Como dica para resolver o problema nos prédios, o engenheiro Gilberto indica a aplicação do retrofit como uma forma de adequação que agrega valor a uma construção antiga, tornando-a mais eficiente. O termo é muito utilizado por profissionais da área fazendo referência a renovações e atualizações no projeto, mantendo as características intrínsecas da obra.

“É preciso repensar toda essa estrutura física existente das edificações antigas, que necessitam de uma adequação de projeto e aí sim ter condições de atender as demandas dos condôminos. Como sugestão de espaço para os novos sistemas indico os locais que antigamente eram utilizados como depósito do lixo nos andares. Normalmente eles estão vazios, depois da proibição da vigilância sanitária, e são ideais para a instalação da tubulação que receberá os novos cabos”, explica.

Mas ele faz um alerta: “Esse mesmo procedimento não pode ser feito dentro dos dutos de ventilação da antecâmara da escada protegida do bombeiro. A prática é utilizada pelas empresas de telecomunicações, mas é barrada pela fiscalização”, diz.

De quem é a responsabilidade?

Para tirar as principais dúvidas dos síndicos sobre de quem é a responsabilidade legal de manter a tubulação em dia, o advogado Zulmar Koerich Júnior traz algumas recomendações. Confira na entrevista abaixo:

Quem deve resolver o problema? A empresa deve fornecer serviços de qualidade. Sua relação é direta com o condômino, regulamentada pelo Código de Defesa do Consumidor. A responsabilidade do condomínio é a de assegurar estrutura física para o recebimento desses serviços.
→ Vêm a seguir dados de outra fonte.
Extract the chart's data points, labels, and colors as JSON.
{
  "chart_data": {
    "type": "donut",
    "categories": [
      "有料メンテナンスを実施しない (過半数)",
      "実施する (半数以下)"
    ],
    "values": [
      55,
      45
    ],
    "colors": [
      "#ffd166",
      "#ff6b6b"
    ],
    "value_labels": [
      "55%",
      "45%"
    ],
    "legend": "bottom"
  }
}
Os condomínios precisam se adequar às novas exigências tecnológicas, sendo de sua obrigação oferecer meios para atender a demanda do morador.

O morador pode buscar meios alternativos para ter acesso ao serviço? Se verificada a absoluta impossibilidade de alargamento dos dutos de passagem do cabeamento, de forma que inviabilize a utilização dos serviços, o condômino poderá fazer uso dos meios menos gravosos, em razão do princípio da isonomia. Se o meio menos gravoso for a passagem de fiação pela parede externa, poderá assim o fazer.
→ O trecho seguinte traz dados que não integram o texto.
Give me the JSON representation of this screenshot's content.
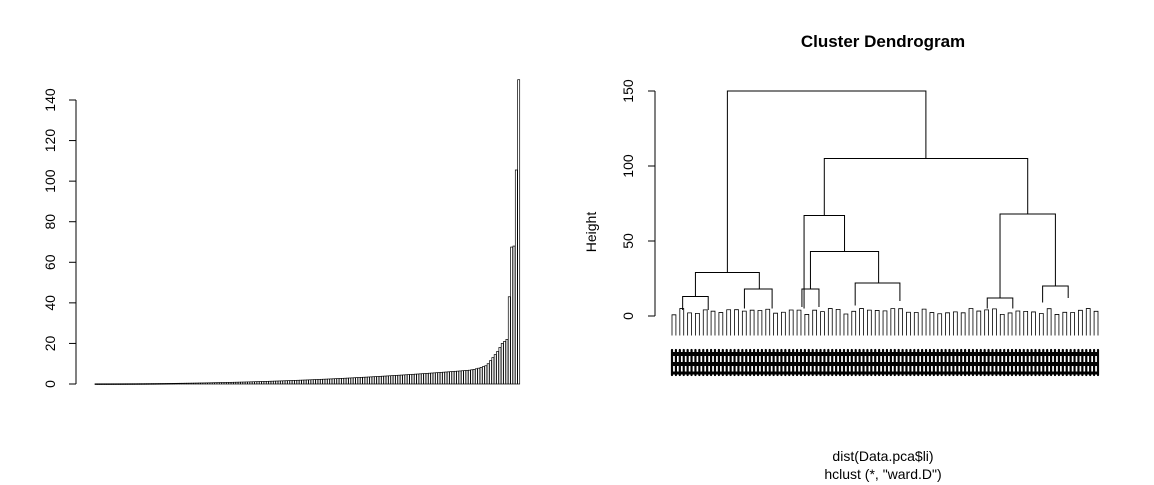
{
  "chart_data": [
    {
      "type": "bar",
      "description_source": "sorted bar chart (barplot of sorted merge heights)",
      "ylim": [
        0,
        150
      ],
      "yticks": [
        "0",
        "20",
        "40",
        "60",
        "80",
        "100",
        "120",
        "140"
      ],
      "ytick_values": [
        0,
        20,
        40,
        60,
        80,
        100,
        120,
        140
      ],
      "n_bars": 181,
      "values_tail": [
        7,
        7.2,
        7.5,
        7.8,
        8.2,
        8.6,
        9,
        10,
        11.5,
        13,
        14.5,
        16,
        18,
        20,
        21,
        22,
        43,
        67.5,
        68,
        105.5,
        150
      ],
      "values_head_pattern": {
        "start": 0.1,
        "end": 6.8
      },
      "grid": false,
      "legend": null
    },
    {
      "type": "dendrogram",
      "title": "Cluster Dendrogram",
      "ylabel": "Height",
      "xlabel_line1": "dist(Data.pca$li)",
      "xlabel_line2": "hclust (*, \"ward.D\")",
      "ylim": [
        0,
        150
      ],
      "yticks": [
        "0",
        "50",
        "100",
        "150"
      ],
      "ytick_values": [
        0,
        50,
        100,
        150
      ],
      "merges": [
        {
          "left_x": 0.07,
          "right_x": 0.16,
          "height": 29
        },
        {
          "left_x": 0.23,
          "right_x": 0.56,
          "height": 67
        },
        {
          "left_x": 0.16,
          "right_x": 0.44,
          "height": 43
        },
        {
          "left_x": 0.72,
          "right_x": 0.94,
          "height": 68
        },
        {
          "left_x": 0.45,
          "right_x": 0.83,
          "height": 105
        },
        {
          "left_x": 0.115,
          "right_x": 0.64,
          "height": 150
        }
      ]
    }
  ]
}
O condomínio pode ser responsabilizado judicialmente? Em não sendo possibilitada qualquer alternativa ao morador, este poderá acionar o poder judiciário para ter reconhecido o direito de acesso a tais serviços.

Quais as responsabilidades das operadoras de serviços? Uma vez cessado o serviço, é obrigação da operadora retirar todo o cabeamento inutilizado, devendo o condômino solicitar esse serviço à operadora.

O condomínio pode limitar a prestação de serviços para apenas uma empresa? As obrigações do condomínio não são ilimitadas, mas devem observar o limite do que é razoável, proporcional, adequado de acordo com as necessidades gerais. Muitas vezes a "vontade" de um condômino cede em favor da necessidade da coletividade. Se a instalação de uma operadora em especial acarreta por parte do condomínio um prejuízo desnecessário, por força de um capricho do morador, pode-se delimitar o número de operadoras.